As constituents, future voters, and current members of Reform Jewish congregation, we are here today to ask for your continued support on this crucial issue both in Maryland and the United States. As we continue to see gun violence on the front page of newspapers around the country, we are reminded that this issue has never been more important.  Homicide rates in Baltimore have not been as high as they are this year since before I was born. Gun violence is progressing in Maryland at an unprecedented pace.  We would like to thank you co-sponsoring the Fix Gun Checks Act of 2015, and for taking the time to meet with us. We must continue to ask ourselves "if not now then when"...

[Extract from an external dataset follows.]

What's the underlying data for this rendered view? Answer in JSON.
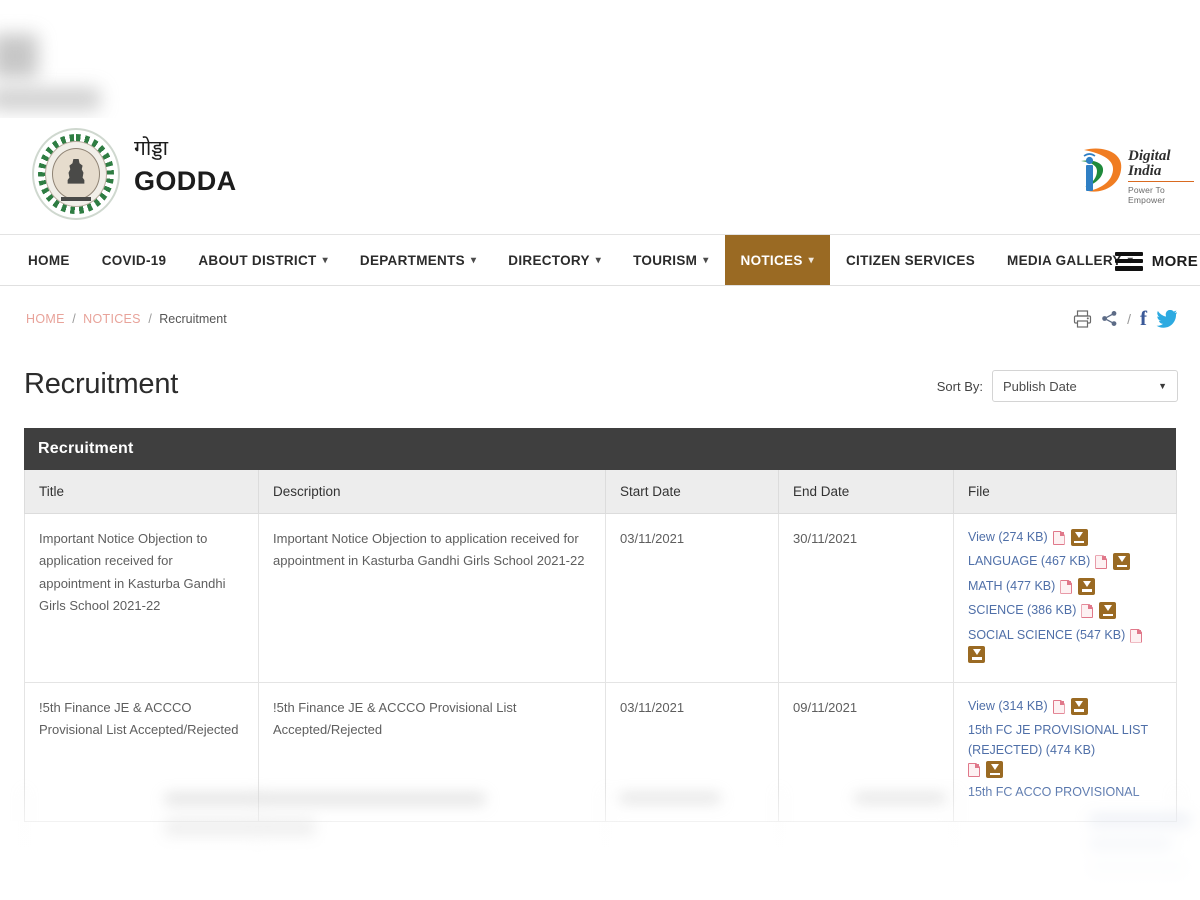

The need for legislative action on the issue of gun violence has never been so important. The National Instant Criminal Background Check System (NICS), which our country uses to conduct background checks on gun sales, is not being used to its fullest potential as background checks are not required on all gun sales. The Fix Gun Checks Act (H.R. 3411), which was introduced by Jackie Speier (D-CA-14) would expand Brady Background Checks to all gun sales (including those made at gun shows and online) to keep guns out of the hands of felons, fugitives and domestic abusers. Although this bill has not been introduced in the Senate, the Background Check Completion Act (S. 2213), which was introduced by Senator Richard Blumenthal (D-CT), would prohibit a licensed gun dealer from selling a firearm to a person before their background check is completed. Currently, if a background check is not completed within 72 hours, a licensed firearms dealer can sell a gun to someone who might otherwise be prohibited from purchasing a gun. Both of these measures would be big steps in preventing the horrific tragedies that we have witnessed in the United States.